Thanks for testing Keith's patch. We worked with it a bit and fixed on
ebug in it, (examining the transform for is_affine before the
transform is actually initialized), but we also couldn't get it to
work.

Here's another patch instead. This just bypasses the known-buggy
driver code by simply falling back to software for any projective
transformation matrix.

In my testing on an 865, this patch fixes the hangs when running
enlightenment. It also does mean that enlightenment runs quite a bit
more slowly, but this could be addressed by fixing enlightenment to
not set a projective transformation when not necessary, (for example,
when doing integer translation for moving a window, etc.). It appears
that enlightenment has a rounding bug preventing these
very-close-to-affine transformations from being recognized as affine.

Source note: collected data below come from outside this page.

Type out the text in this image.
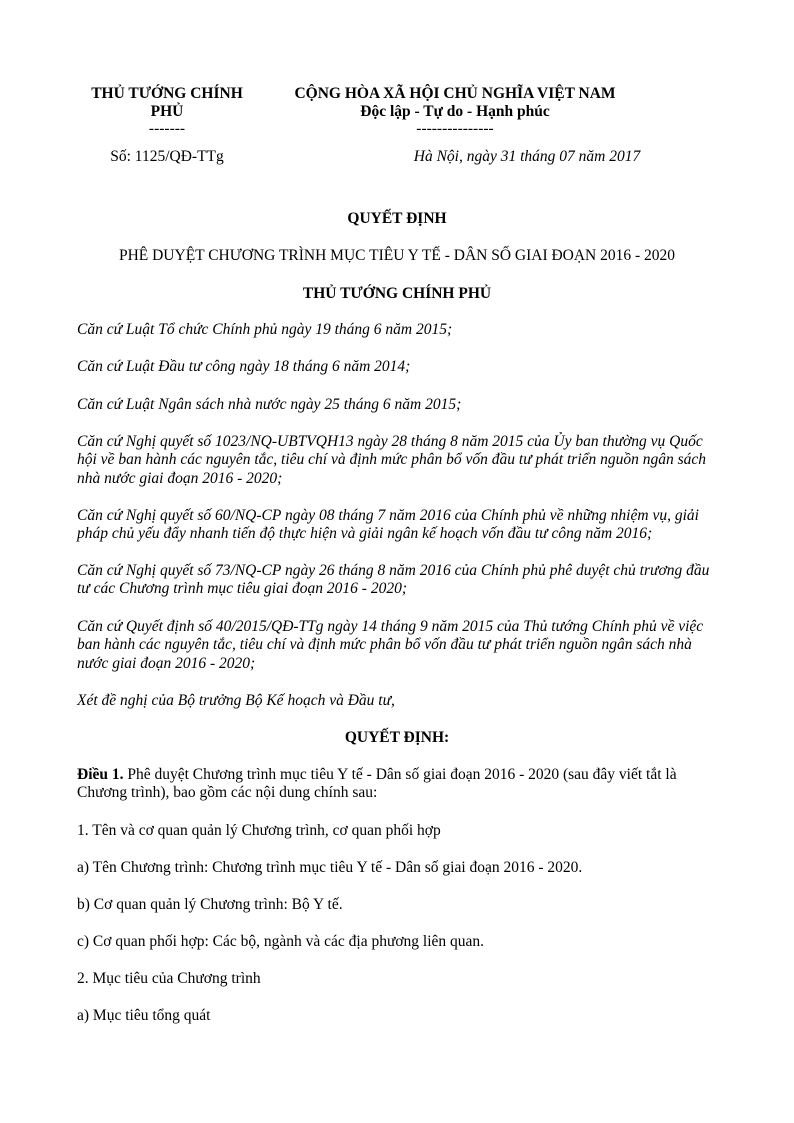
THỦ TƯỚNG CHÍNH
PHỦ
-------
CỘNG HÒA XÃ HỘI CHỦ NGHĨA VIỆT NAM
Độc lập - Tự do - Hạnh phúc
---------------
Số: 1125/QĐ-TTg	Hà Nội, ngày 31 tháng 07 năm 2017
QUYẾT ĐỊNH
PHÊ DUYỆT CHƯƠNG TRÌNH MỤC TIÊU Y TẾ - DÂN SỐ GIAI ĐOẠN 2016 - 2020
THỦ TƯỚNG CHÍNH PHỦ
Căn cứ Luật Tổ chức Chính phủ ngày 19 tháng 6 năm 2015;
Căn cứ Luật Đầu tư công ngày 18 tháng 6 năm 2014;
Căn cứ Luật Ngân sách nhà nước ngày 25 tháng 6 năm 2015;
Căn cứ Nghị quyết số 1023/NQ-UBTVQH13 ngày 28 tháng 8 năm 2015 của Ủy ban thường vụ Quốc hội về ban hành các nguyên tắc, tiêu chí và định mức phân bổ vốn đầu tư phát triển nguồn ngân sách nhà nước giai đoạn 2016 - 2020;
Căn cứ Nghị quyết số 60/NQ-CP ngày 08 tháng 7 năm 2016 của Chính phủ về những nhiệm vụ, giải pháp chủ yếu đẩy nhanh tiến độ thực hiện và giải ngân kế hoạch vốn đầu tư công năm 2016;
Căn cứ Nghị quyết số 73/NQ-CP ngày 26 tháng 8 năm 2016 của Chính phủ phê duyệt chủ trương đầu tư các Chương trình mục tiêu giai đoạn 2016 - 2020;
Căn cứ Quyết định số 40/2015/QĐ-TTg ngày 14 tháng 9 năm 2015 của Thủ tướng Chính phủ về việc ban hành các nguyên tắc, tiêu chí và định mức phân bổ vốn đầu tư phát triển nguồn ngân sách nhà nước giai đoạn 2016 - 2020;
Xét đề nghị của Bộ trưởng Bộ Kế hoạch và Đầu tư,
QUYẾT ĐỊNH:
Điều 1. Phê duyệt Chương trình mục tiêu Y tế - Dân số giai đoạn 2016 - 2020 (sau đây viết tắt là Chương trình), bao gồm các nội dung chính sau:
1. Tên và cơ quan quản lý Chương trình, cơ quan phối hợp
a) Tên Chương trình: Chương trình mục tiêu Y tế - Dân số giai đoạn 2016 - 2020.
b) Cơ quan quản lý Chương trình: Bộ Y tế.
c) Cơ quan phối hợp: Các bộ, ngành và các địa phương liên quan.
2. Mục tiêu của Chương trình
a) Mục tiêu tổng quát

I'm planning to push this change now, (and close this bug
report). Please feel free to reopen the report if you find any further
problems.

Thanks again,

-Carl
Comment 17 Carl Worth 2009-09-21 15:48:11 UTC
Fixed in xf86-video-intel master now.

-Carl

commit 505025053d66d415e1c23ac858b9238fa8541d37
Author: Carl Worth <cworth@cworth.org>
Date:   Mon Sep 21 13:50:09 2009 -0700

    8xx: Fallback for any non-affine transformation.
    
    There are definitely bugs in the 8xx code dealing with non-affine
    transformations. Disable that code for now to get things working.
    
    Fixes bug #22947 ([855GM, xf86-video-intel-2.8.0] "Freeze" when RENDER extension is being used)
Comment 18 Chris Wilson 2009-09-21 17:13:16 UTC
Created attachment 29728 [details] [review]
Corrected version of Keith's patch

Note this patch simply comments out Carl's workaround and will break i915 - so only use it for testing on i8xx boxes!
Comment 19 Chris Wilson 2009-09-21 17:42:43 UTC
Hopefully final update... Keith split the i915 code paths from the i830, making the way clear to apply this patch.

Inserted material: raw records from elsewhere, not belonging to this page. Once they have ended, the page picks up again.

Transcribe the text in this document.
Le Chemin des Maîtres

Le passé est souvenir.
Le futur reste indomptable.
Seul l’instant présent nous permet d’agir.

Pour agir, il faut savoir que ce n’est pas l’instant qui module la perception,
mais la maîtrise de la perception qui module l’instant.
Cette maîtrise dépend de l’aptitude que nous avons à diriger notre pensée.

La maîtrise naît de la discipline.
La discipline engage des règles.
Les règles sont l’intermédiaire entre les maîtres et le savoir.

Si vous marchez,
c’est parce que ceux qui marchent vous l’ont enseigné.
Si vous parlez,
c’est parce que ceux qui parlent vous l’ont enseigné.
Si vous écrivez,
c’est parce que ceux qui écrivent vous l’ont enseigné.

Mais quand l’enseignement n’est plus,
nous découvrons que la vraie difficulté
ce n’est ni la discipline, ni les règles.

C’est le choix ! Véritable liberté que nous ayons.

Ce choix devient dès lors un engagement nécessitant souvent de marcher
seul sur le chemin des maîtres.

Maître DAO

commit 2cc1f3cb6034dddd65b3781b0cde7dff4ac1e803
Author: Keith Packard <keithp@keithp.com>
Date:   Sat Sep 19 17:30:57 2009 -0700

    i8xx: Format projective texture coordinates correctly.
    
    Projective texture coordinates must be delivered as TEXCOORDFMT_3D
    using TEXCOORDTYPE_HOMOGENOUS. This meant selecting the correct type
    in i830_texture_setup, the correct format in i830_emit_composite_state
    and sending only 3 coordinates in i830_emit_composite_primitive.
    
    Signed-off-by: Keith Packard <keithp@keithp.com>
    [ickle: tweaked to fix up a couple of use-before-initialised]
    Signed-off-by: Chris Wilson <chris@chris-wilson.co.uk>

Comment 20 Carl Worth 2009-09-22 11:43:27 UTC
Note that the current state of the driver means that code such as enlightenment
should run stably, and should also be plenty fast. Many thanks to Keith and
Chris for helping to eliminate my workaround.

-Carl
Comment 21 Bruno 2009-09-22 13:37:33 UTC
Keith, Carl, Chris,

Thanks for the fix! I've not caught a freeze yet while running on xf86-video-intel GIT (7e7db7ac530b5282b0841585959597b54fcc633b - Add new backlight driver "samsung")  for a dozzen minutes now.

And scrolling in Firefox is no more a CPU and time hog :)

In addition some artifacts on text redrawing (usually after tool-tip disappears/moves) seem gone (were white text on black background instead of the opposite plus a few white pixels spread around) - probably an issue with write-through, cacheline & co for software mode that does not show up anymore as render skips that code path.